Applying a different order to postgres "DISTINCT ON" using rails

12,255

Solution 1

You're trying to get a set of projects but you're starting with current_user.tasks.

Why not start with current_user.projects, which guarantees distinct projects?

@projects = current_user.projects.includes(:tasks).order("projects.name, tasks.milestone")

Alternative Answer

@projects = current_user.projects.joins(:tasks).select('projects.*, min(tasks.milestone) as next_milestone').order('projects.name').group('projects.id')
@projects.each{|p| puts "#{p.name} #{p.next_milestone}"}

That'll give you one row for each project, with a calculated minimum tasks.milestone value, accessible on the project row result via next_milestone. No extra tasks record, just the next milestone date.

Solution 2

In the user controller:

inner_query = current_user.tasks.next.to_sql
@projects = Task.paginate_by_sql("select * from (#{inner_query}) as user_projects order by user_projects.#{sort_column} #{sort_direction}", :page => params[:page])

And in the task model:

scope :next, select("distinct on (projects.id) projects.*, tasks.*").reorder("projects.id, tasks.milestone ASC")

This way uses the power of postgres to only return the necessary records making the recordset smaller and easier to work with but the trade-off is that the RoR code doesn't look as inviting or as readable as it does with Carlos Drew's suggestion.

Solution 3

To answer this question:

I suppose my question is simply how do I wrap an activerecord query in a surrounding SELECT and ORDER B

Since ActiveRecord 4.0.2 there is now <model>.from.

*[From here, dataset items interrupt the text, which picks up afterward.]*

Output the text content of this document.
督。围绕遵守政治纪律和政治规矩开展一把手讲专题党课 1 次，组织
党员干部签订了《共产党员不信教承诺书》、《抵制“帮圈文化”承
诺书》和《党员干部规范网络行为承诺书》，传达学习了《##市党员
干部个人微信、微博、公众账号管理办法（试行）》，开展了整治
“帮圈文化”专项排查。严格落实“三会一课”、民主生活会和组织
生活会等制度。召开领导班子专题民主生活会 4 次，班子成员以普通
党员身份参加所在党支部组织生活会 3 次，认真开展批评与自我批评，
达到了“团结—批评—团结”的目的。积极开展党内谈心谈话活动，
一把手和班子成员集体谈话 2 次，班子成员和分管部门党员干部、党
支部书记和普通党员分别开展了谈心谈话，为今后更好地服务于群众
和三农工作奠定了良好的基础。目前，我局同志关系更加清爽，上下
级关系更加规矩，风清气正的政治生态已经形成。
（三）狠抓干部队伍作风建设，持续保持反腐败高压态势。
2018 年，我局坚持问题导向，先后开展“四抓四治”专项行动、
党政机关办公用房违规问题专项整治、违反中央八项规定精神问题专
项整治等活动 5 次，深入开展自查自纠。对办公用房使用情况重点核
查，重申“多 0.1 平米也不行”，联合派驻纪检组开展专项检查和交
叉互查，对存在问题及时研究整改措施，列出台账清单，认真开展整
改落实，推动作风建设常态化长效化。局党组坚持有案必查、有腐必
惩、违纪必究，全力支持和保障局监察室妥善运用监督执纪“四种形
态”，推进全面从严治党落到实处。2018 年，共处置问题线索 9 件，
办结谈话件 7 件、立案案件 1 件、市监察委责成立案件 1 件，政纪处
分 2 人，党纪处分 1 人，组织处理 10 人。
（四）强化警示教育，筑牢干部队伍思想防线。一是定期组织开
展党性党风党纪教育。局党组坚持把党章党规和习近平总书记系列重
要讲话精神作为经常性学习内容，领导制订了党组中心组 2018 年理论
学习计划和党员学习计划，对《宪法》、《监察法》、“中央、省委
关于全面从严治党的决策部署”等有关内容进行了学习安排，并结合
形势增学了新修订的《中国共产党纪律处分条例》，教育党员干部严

An example using your models:

inner_query = Project.joins(:tasks).select("DISTINCT ON (projects.id), *") // SELECT DISTINCT ON (projects.id) FROM projects INNER JOIN tasks ON tasks.project_id = projects.id;

You can wrap it in a from:

sorted_query = Project.from(inner_query, :projects).order(:name)
Share:
12,255
user1116573
Author by

user1116573

Updated on June 06, 2022

Comments

  • user1116573
    user1116573 almost 2 years

    I have a rails app:

    user has_many :projects

    user has_many :tasks, :through => :projects

    project has_many :tasks

    Each task has a milestone date.

    To show a table of project details with next milestone date I am using:

    @projects = current_user.tasks.joins(:project).select("distinct on (projects.id) projects.*, tasks.*").reorder("projects.id, tasks.milestone ASC")
    

    This works fine.

    I now want to be able to sort the table columns.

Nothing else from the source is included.